Сорок лет спустя — восемь листов И. Глазунова в издании 1973 года. В отличие от митрохинского «единостилия», тут — все варианты глазуновского письма. Вот сине-зеленый таинственный узор чащи с трогательной фигурой старца Памвы. Вот двойной портрет в золотисто-медовой гамме — два посланца от артели, два прекрасных русских лица: грустный умный Лука, наивный добрый Левонтий… Вот русский пейзаж: золотое и зеленое поле с птичьего полета, река вдали, храм на горизонте, над ним светлое небо, через поле гуськом люди: красное, желтое… А вот — нервный, «безумный» черно-белый штрих бушующей реки: на ближнем берегу одинокие черные силуэты людей, на дальнем — город чернеющий, а меж берегами — черные, белые полосы, то ли буря, то ли вьюга, то ли Киев лесковский, то ли Петербург Достоевского или Блока… Вот тонкий силуэт иконописца… А вот и икона: голубой фон, красный плащ, коричневая кольчуга ангела, огромные глаза — не «лесковская» икона, а «глазуновская»… Глазунов воплощает в этих листах все грани своей любви: любовь и к русской иконописи, и к русской природе, и к русской мифологии — вообще к русской культуре. Здесь нет графической концепции данного произведения, «Запечатленного ангела» Н. Лескова, — текст прочитан как бы с восьми точек зрения, — но есть жгучее желание подключить это произведение к нашему сегодняшнему раздумью о славном прошлом.
И опять как бы в ответ Глазунову — два листа П. Пинкисевича в пятитомнике 1981 года: там благообразная прописанность — здесь грубоватая небрежность, там чарующая лесная зелень — здесь раздражающая кирпичная краснота стены, там кроткий Памва с вязаночкой дров — здесь развесистый Марой с ломом и веревкой. Как ответ небезынтересно, но как версия — невнятно, да и мало.

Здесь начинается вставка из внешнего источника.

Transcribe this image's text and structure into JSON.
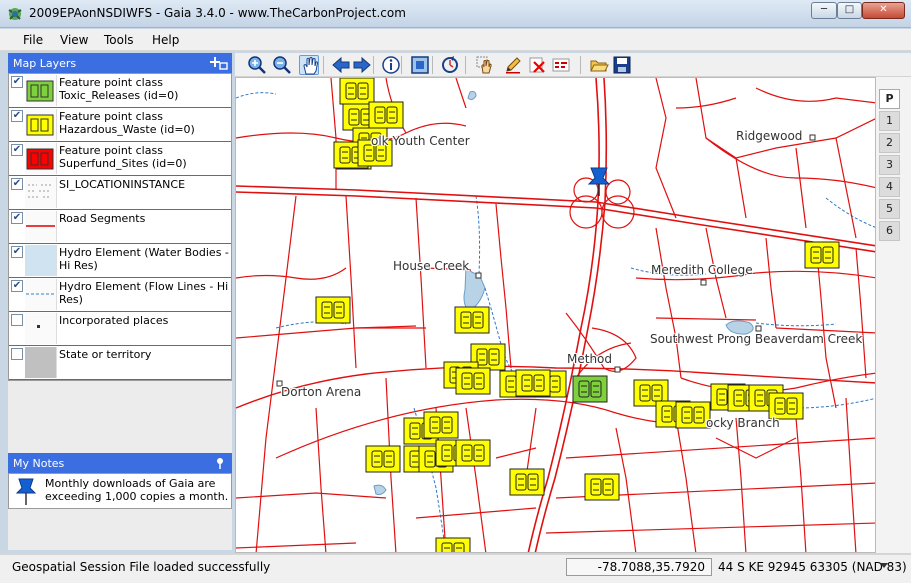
{
  "window": {
    "title": "2009EPAonNSDIWFS - Gaia 3.4.0 - www.TheCarbonProject.com",
    "icons": {
      "app": "gaia-app-icon",
      "minimize": "minimize-icon",
      "maximize": "maximize-icon",
      "close": "close-icon"
    }
  },
  "menu": {
    "items": [
      "File",
      "View",
      "Tools",
      "Help"
    ]
  },
  "layers_panel": {
    "title": "Map Layers",
    "add_icon": "add-layer-icon",
    "layers": [
      {
        "label": "Feature point class Toxic_Releases (id=0)",
        "checked": true,
        "swatch_color": "#7ed03d"
      },
      {
        "label": "Feature point class Hazardous_Waste (id=0)",
        "checked": true,
        "swatch_color": "#ffff00"
      },
      {
        "label": "Feature point class Superfund_Sites (id=0)",
        "checked": true,
        "swatch_color": "#ff0000"
      },
      {
        "label": "SI_LOCATIONINSTANCE",
        "checked": true,
        "swatch_color": "#ffffff"
      },
      {
        "label": "Road Segments",
        "checked": true,
        "swatch_color": "#e00000"
      },
      {
        "label": "Hydro Element (Water Bodies - Hi Res)",
        "checked": true,
        "swatch_color": "#cfe3f0"
      },
      {
        "label": "Hydro Element (Flow Lines - Hi Res)",
        "checked": true,
        "swatch_color": "#2f7fd0"
      },
      {
        "label": "Incorporated places",
        "checked": false,
        "swatch_color": "#ffffff"
      },
      {
        "label": "State or territory",
        "checked": false,
        "swatch_color": "#c0c0c0"
      }
    ]
  },
  "notes_panel": {
    "title": "My Notes",
    "pin_icon": "pin-icon",
    "notes": [
      {
        "text": "Monthly downloads of Gaia are exceeding 1,000 copies a month."
      }
    ]
  },
  "toolbar": {
    "buttons": [
      {
        "name": "zoom-in",
        "icon": "zoom-in-icon",
        "active": false
      },
      {
        "name": "zoom-out",
        "icon": "zoom-out-icon",
        "active": false
      },
      {
        "name": "pan",
        "icon": "pan-hand-icon",
        "active": true
      },
      {
        "name": "back",
        "icon": "arrow-left-icon",
        "active": false
      },
      {
        "name": "forward",
        "icon": "arrow-right-icon",
        "active": false
      },
      {
        "name": "info",
        "icon": "info-icon",
        "active": false
      },
      {
        "name": "full-extent",
        "icon": "full-extent-icon",
        "active": false
      },
      {
        "name": "refresh",
        "icon": "refresh-icon",
        "active": false
      },
      {
        "name": "select",
        "icon": "select-hand-icon",
        "active": false
      },
      {
        "name": "edit",
        "icon": "pencil-icon",
        "active": false
      },
      {
        "name": "delete",
        "icon": "delete-icon",
        "active": false
      },
      {
        "name": "edit-attributes",
        "icon": "edit-label-icon",
        "active": false
      },
      {
        "name": "open",
        "icon": "open-folder-icon",
        "active": false
      },
      {
        "name": "save",
        "icon": "save-disk-icon",
        "active": false
      }
    ]
  },
  "map": {
    "labels": [
      "olk Youth Center",
      "Ridgewood",
      "House Creek",
      "Meredith College",
      "Southwest Prong Beaverdam Creek",
      "Method",
      "Dorton Arena",
      "ocky Branch"
    ],
    "colors": {
      "roads": "#e01010",
      "water": "#b9d3e6",
      "streams": "#2f78c8",
      "hazardous_waste": "#ffff00",
      "toxic_releases": "#7ed03d"
    }
  },
  "page_tabs": [
    "P",
    "1",
    "2",
    "3",
    "4",
    "5",
    "6"
  ],
  "status": {
    "message": "Geospatial Session File loaded successfully",
    "coordinates": "-78.7088,35.7920",
    "grid": "44 S KE 92945 63305 (NAD 83)",
    "dropdown_icon": "chevron-down-icon"
  }
}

Три серии — за сто с лишним лет. Ну, еще кузьминская заставка к «Повестям и рассказам» Лескова 1954 года, да корниловская заставка же в однотомнике 1981 года все в том же ее стиле «палеха понарошку», да одна «черная доска» С. Косенкова… Мало. Удивительно, прискорбно мало для
Впрочем, три листа Георгия Юдина (1980 год) заставляют взглянуть на этот вопрос по-новому.
Излюбленный юдинекий «квадрат в квадрате»: густой по тону, золотой с зеленью «квадрат иконы» — в центре бледно-золотистого «квадрата жизни» с разбросанными по сторонам фигурами действующих лиц. Динамика создается силуэтом крылатого ангела, излетающего из иконы. Или выпадающего из нее. Ангел ал от крыльев до кончика меча (только силуэт головы — золотой: лица нет); в квадрате иконы остается покинутый этой алой фигурой белый, бесцветный, крылатый пустой пробой.

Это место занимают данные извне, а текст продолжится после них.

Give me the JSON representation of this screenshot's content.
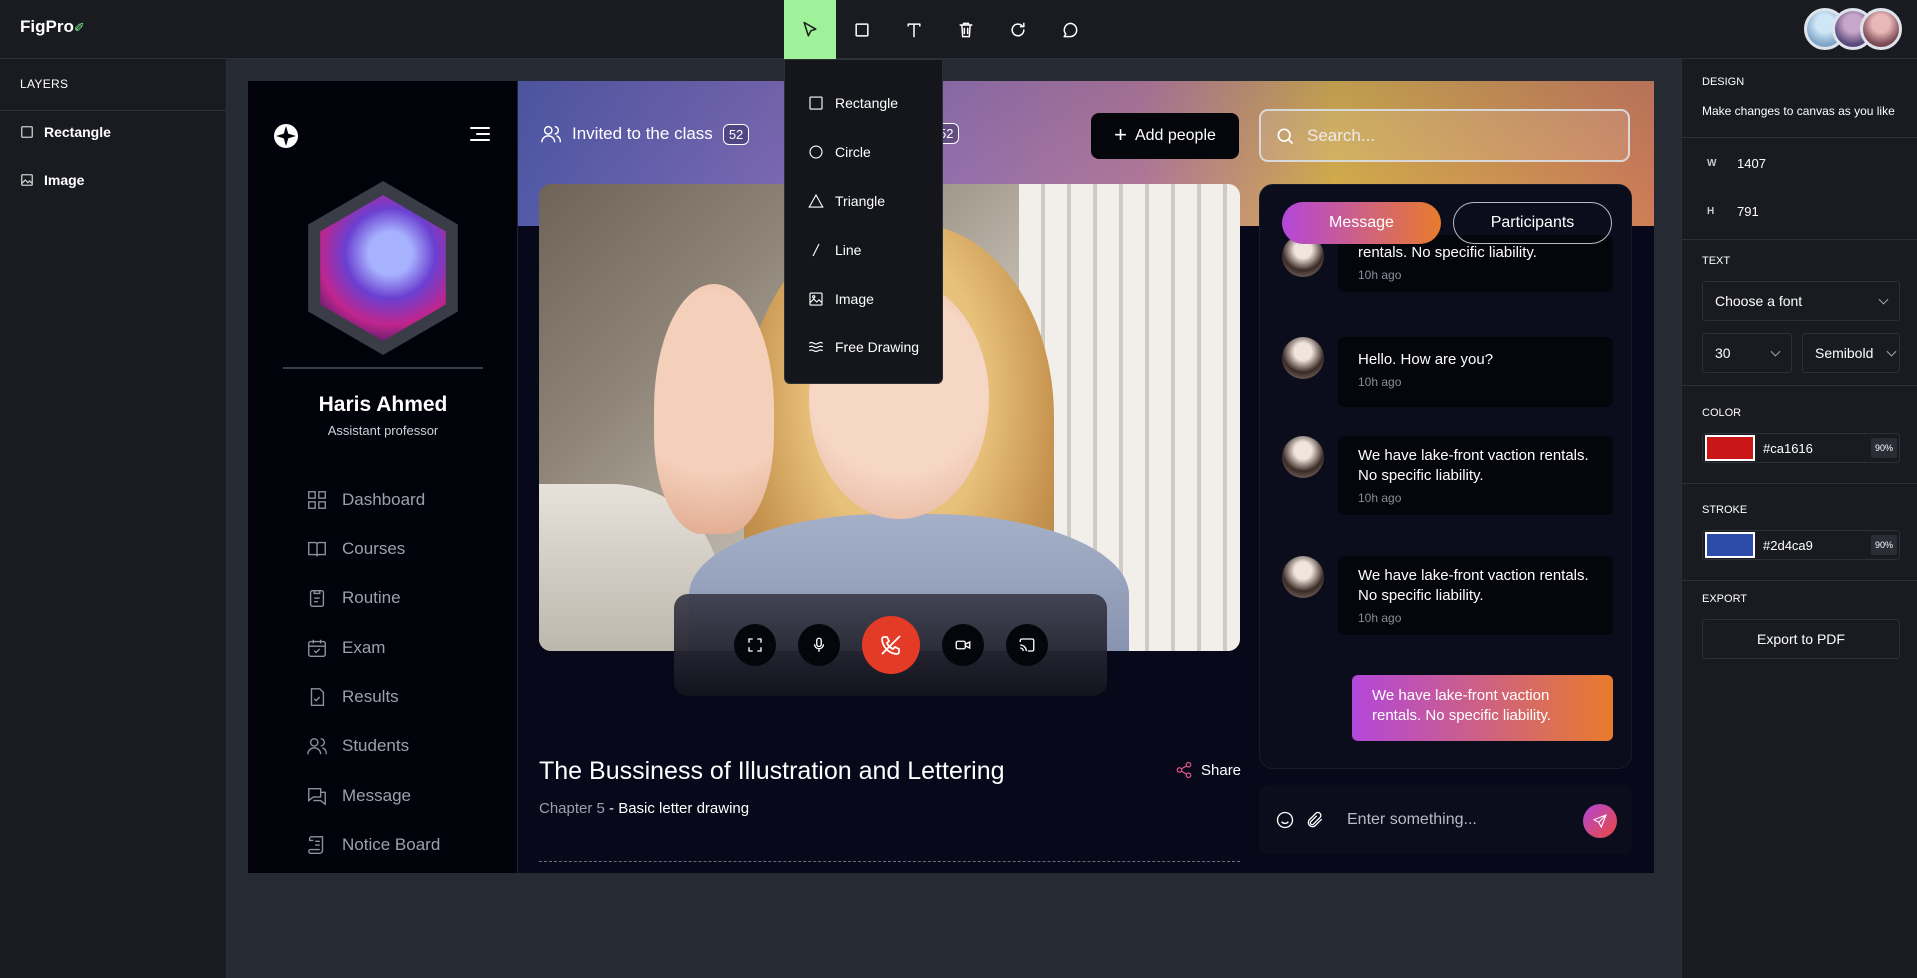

Еще два листа с абсолютно тем же рисунком. Движение — только в цвете. Если первый лист — алое, золотое, зеленое, то второй — черное. Черное одеяние ангела и черный фон. Гибель иконы. Третий лист — пепельный. Серый сумеречный силуэт. Выморочность. Непоправимость.

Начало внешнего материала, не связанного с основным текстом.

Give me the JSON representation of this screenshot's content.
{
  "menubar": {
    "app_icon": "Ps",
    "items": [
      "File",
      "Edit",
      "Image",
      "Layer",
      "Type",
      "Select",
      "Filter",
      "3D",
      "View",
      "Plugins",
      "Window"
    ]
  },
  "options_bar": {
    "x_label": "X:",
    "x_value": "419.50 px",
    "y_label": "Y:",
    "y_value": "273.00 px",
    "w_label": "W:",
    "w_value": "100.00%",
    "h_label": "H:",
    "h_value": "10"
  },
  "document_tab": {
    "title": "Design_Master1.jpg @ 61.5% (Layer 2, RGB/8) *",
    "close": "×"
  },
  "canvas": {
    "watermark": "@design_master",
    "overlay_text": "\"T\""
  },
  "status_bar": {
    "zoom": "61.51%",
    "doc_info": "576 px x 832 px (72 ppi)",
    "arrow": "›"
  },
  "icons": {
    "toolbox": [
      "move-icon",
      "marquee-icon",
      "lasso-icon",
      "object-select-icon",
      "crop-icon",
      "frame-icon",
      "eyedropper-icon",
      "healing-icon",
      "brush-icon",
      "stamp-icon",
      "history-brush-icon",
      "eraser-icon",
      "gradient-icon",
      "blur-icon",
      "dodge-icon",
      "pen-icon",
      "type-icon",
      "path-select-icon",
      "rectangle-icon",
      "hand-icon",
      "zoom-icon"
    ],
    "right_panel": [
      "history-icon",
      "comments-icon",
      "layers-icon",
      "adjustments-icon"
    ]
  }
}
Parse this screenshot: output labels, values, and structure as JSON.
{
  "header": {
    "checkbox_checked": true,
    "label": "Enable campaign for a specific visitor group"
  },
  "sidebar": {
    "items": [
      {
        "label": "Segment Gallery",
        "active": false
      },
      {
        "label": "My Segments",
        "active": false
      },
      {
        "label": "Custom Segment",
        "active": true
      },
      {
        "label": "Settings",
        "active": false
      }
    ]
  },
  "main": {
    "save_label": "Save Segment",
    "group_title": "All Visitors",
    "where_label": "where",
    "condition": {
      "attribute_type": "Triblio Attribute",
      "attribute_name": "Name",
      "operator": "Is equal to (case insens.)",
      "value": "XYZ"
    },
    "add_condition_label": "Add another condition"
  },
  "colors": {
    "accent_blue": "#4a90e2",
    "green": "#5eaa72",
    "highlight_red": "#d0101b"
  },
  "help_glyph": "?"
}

Это не иллюстрация к «Запечатленному ангелу». Это своеобразная графическая симфония на тему лесковского рассказа. Не буду распространяться по поводу чисто художественных качеств: композиционная точность, выразительность фигур, масштабность и смелость колористического решения — все очень сильно, но это не моя сфера, да и книга посвящена другому: не самим иллюстрациям, а тому, как в них выявляется наше отношение к Лескову.
Так вот, здесь выявляется новое
Духовное напряжение. Духовное рассуждение. Духовная тревога.
Разумеется, все это извлекается из лесковского рассказа без всякого над ним насилия: все это там заложено. Но это
Раньше извлекалось другое…
Теперь такой вопрос: воздействовал ли шедевр Лескова на развитие русской прозы? Если не на общелитературную ситуацию, то хотя бы на развитие жанра, на словесный инструментарий, на «тон речи», что ли…
Формально — да, воздействовал.
Фактически — вряд ли.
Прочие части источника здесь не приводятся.